Background info
During my time in Trustpilot between 2015 and 2017, I had the pleasure to work on many interesting initiatives. One of them was the design of an A/B split testing tool for the Trustbox widgets that show reviews and scores on customers’ websites.
The main objective was to have data-based proof of how customer reviews impact the conversion rate on our customer’s websites. This way they can be able to select the right widget for the right place to increase the conversion rate.
I contributed with UI/UX designs and prototyping to enable the development team and validation of the ideas. I was also responsible for facilitating design sprint workshops and user interviews.
Outcomes
Easy to use self-service A/B testing tool.
Enabled customer success and sales reps to upsell.
Proof of how Trustboxes support the conversion rate in the checkout flow.
One customer upgraded to a higher paid tier in the process of user testing the idea. This served as strong evidence for the business value of developing further the tool.
The hypothesis we started with
If we enable our customers to transparently test the Trustbox widgets’ impact on their revenue, we will be able to upsell them to higher tiers and Trustpilot will have data to help us improve the performance of the existing widgets.
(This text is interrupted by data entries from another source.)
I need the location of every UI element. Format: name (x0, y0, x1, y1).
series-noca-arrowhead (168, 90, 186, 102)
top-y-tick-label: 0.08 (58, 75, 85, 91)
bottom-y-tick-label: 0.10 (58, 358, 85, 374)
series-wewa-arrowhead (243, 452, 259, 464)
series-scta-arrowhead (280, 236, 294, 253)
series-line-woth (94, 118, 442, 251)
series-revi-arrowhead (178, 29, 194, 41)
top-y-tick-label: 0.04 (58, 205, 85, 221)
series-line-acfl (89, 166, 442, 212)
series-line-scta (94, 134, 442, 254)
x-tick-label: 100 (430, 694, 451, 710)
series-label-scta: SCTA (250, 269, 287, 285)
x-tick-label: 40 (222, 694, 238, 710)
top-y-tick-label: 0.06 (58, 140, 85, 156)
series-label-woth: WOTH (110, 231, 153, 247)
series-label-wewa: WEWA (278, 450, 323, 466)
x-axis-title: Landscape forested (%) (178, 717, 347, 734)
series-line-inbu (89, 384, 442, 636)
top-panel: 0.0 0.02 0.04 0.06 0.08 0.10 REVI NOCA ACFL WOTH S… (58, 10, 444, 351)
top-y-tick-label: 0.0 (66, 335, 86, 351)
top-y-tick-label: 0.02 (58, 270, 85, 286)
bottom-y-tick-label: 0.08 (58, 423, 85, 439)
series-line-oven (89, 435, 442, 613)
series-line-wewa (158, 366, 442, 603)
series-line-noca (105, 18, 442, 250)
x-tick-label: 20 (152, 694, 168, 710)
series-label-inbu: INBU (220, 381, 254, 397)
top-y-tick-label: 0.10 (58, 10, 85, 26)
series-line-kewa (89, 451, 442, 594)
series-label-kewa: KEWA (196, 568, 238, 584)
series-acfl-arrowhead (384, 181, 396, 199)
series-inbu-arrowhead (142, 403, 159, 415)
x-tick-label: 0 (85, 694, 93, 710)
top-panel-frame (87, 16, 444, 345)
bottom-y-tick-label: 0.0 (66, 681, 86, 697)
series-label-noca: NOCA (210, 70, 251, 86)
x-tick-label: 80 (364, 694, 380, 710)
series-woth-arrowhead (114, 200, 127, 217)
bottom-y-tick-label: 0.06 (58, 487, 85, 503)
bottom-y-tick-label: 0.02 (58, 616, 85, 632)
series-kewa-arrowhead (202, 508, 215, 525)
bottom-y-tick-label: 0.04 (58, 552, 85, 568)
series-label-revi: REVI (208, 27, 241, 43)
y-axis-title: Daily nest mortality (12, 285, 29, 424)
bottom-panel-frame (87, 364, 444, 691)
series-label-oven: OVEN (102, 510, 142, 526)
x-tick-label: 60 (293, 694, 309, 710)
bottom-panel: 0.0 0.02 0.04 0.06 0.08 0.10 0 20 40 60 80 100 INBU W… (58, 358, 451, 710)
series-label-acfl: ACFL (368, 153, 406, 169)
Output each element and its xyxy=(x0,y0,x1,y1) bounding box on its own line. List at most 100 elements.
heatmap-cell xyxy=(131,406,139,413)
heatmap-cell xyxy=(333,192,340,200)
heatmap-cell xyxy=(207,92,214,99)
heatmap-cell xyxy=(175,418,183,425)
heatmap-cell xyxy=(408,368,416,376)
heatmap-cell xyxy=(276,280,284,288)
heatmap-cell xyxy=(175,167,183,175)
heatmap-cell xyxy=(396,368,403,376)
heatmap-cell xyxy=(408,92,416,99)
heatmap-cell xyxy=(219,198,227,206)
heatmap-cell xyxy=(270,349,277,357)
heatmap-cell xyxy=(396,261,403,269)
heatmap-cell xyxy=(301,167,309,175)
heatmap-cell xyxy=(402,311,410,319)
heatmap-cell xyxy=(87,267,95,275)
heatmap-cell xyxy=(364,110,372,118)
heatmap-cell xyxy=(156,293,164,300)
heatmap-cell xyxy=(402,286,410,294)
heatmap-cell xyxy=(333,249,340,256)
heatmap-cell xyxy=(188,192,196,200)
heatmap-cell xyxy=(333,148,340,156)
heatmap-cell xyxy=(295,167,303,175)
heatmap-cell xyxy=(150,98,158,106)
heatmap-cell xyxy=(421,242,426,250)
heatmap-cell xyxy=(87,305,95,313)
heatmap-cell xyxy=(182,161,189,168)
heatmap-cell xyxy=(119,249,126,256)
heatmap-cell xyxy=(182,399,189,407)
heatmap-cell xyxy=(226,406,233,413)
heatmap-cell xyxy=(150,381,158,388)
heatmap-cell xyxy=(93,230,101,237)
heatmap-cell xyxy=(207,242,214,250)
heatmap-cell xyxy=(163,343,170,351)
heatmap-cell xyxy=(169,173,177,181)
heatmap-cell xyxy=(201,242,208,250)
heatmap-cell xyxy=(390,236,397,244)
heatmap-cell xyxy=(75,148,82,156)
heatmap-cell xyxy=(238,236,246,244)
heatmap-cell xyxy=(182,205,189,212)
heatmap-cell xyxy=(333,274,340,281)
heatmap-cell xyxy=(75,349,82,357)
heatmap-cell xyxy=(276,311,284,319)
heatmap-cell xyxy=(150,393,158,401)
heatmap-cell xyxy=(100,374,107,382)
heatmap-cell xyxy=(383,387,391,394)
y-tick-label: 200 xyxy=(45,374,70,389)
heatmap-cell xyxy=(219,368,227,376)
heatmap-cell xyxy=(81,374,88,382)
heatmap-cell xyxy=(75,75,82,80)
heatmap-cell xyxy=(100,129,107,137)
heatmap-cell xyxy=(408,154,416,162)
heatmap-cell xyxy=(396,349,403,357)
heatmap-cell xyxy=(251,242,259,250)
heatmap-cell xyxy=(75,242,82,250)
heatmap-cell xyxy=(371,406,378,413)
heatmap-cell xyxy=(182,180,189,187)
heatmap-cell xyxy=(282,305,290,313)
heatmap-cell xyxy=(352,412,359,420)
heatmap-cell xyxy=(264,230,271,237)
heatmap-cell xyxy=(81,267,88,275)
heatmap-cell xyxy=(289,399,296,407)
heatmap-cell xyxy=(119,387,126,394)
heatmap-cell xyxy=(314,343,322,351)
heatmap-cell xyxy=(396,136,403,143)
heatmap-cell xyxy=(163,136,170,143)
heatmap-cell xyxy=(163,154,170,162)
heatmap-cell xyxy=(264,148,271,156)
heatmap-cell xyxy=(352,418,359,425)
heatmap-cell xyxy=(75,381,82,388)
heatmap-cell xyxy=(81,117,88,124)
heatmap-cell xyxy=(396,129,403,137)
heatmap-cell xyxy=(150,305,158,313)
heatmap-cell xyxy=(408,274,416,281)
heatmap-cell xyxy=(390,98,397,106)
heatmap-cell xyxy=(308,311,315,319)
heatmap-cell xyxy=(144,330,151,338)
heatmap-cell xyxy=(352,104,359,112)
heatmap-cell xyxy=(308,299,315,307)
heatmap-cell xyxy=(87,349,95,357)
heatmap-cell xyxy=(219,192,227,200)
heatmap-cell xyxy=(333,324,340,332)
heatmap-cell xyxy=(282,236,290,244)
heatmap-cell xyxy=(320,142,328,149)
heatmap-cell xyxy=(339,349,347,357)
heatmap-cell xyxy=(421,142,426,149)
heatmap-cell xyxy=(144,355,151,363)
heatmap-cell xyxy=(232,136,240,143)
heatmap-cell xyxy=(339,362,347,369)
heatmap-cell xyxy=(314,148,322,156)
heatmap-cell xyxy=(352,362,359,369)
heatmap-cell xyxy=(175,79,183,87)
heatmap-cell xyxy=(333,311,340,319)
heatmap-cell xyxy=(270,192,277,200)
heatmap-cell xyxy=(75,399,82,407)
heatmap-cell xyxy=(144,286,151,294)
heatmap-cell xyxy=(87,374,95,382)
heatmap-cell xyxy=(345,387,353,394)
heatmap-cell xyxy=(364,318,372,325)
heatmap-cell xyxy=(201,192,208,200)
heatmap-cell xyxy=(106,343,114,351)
To test this hypothesis we used the discovery approach that was based on the book “Inspired” by Marty Cagan. We needed to test our assumptions as quickly as possible and validate if the idea we had will bring additional value for our customers and Trustpilot.

Discovery approach
After an initial Discovery (design) sprint, the team continued with Rapid prototyping. I was making prototypes with Axure RP8 at the time and in parallel, the developers were working on designs and ideas that were validated with user testing. The PO and I were doing weekly user tests/interviews to enable further learning and make sure the feature is being developed on the right track.
Assumptions
Our team was working with too many assumptions to list them here. The point I want to make is that a big part of them got disproven with iterative testing with customers and having weekly interviews with beta testers of the new feature.
Our teams’ developers made a minimum viable technical solution to be able to get tracking data and then I was using the data to make prototype reports to show to customers during interviews and get feedback on how much detail is the right amount.
For example one of the assumptions was that Customers will want full data transparency. However, that was not the case for the majority of the interviewed people. They wanted a high-level overview and a summary of the results with an option to get the extra details if needed.
If you’re curious to learn more feel free to reach out and we can talk about the process.

Designing a user-friendly setup flow
By doing the user interviews and testing out the setup flow multiple times we ended up with a simplified version that even the not-so-technical customers could use to set up their own tests. Alternatively, the users could send the setup instructions and code to a developer that can help them.
If you are curious to learn more I can give a tour of one of the prototypes that were used to test the designs and flows.
Main challenges during this project
Learning and understanding how Bayesian statistics can apply to the design and how the tracking data will result in actionable points for our customers.
Creating a simple enough setup flow for “Mom&Pop’s shop users” so they can set up the A/B test without a developer.
Designing a report page that provides both simples to understand data but also gives the detailed numbers behind the statistical analysis.
Many of the Beta users did not have high enough traffic to achieve statistical significance of the results for under 3 weeks of testing. This made testing the report page with real data very challenging and slow.
What would I change if I could
The initial design sprint could have been more productive if we had better preliminary research on A/B testing and Statistical methods that can help us develop the feature. The whole team was new to the domain and the initial plans were perhaps too innovational. 🙂
The criteria for user recruiting could have been better so we can avoid the low traffic users especially for the A/B test reporting part where we had to wait for a long time to get the real data. Or perhaps finding a prospect that we could win by getting them to test the idea with us and proving that having the widget can increase their revenue.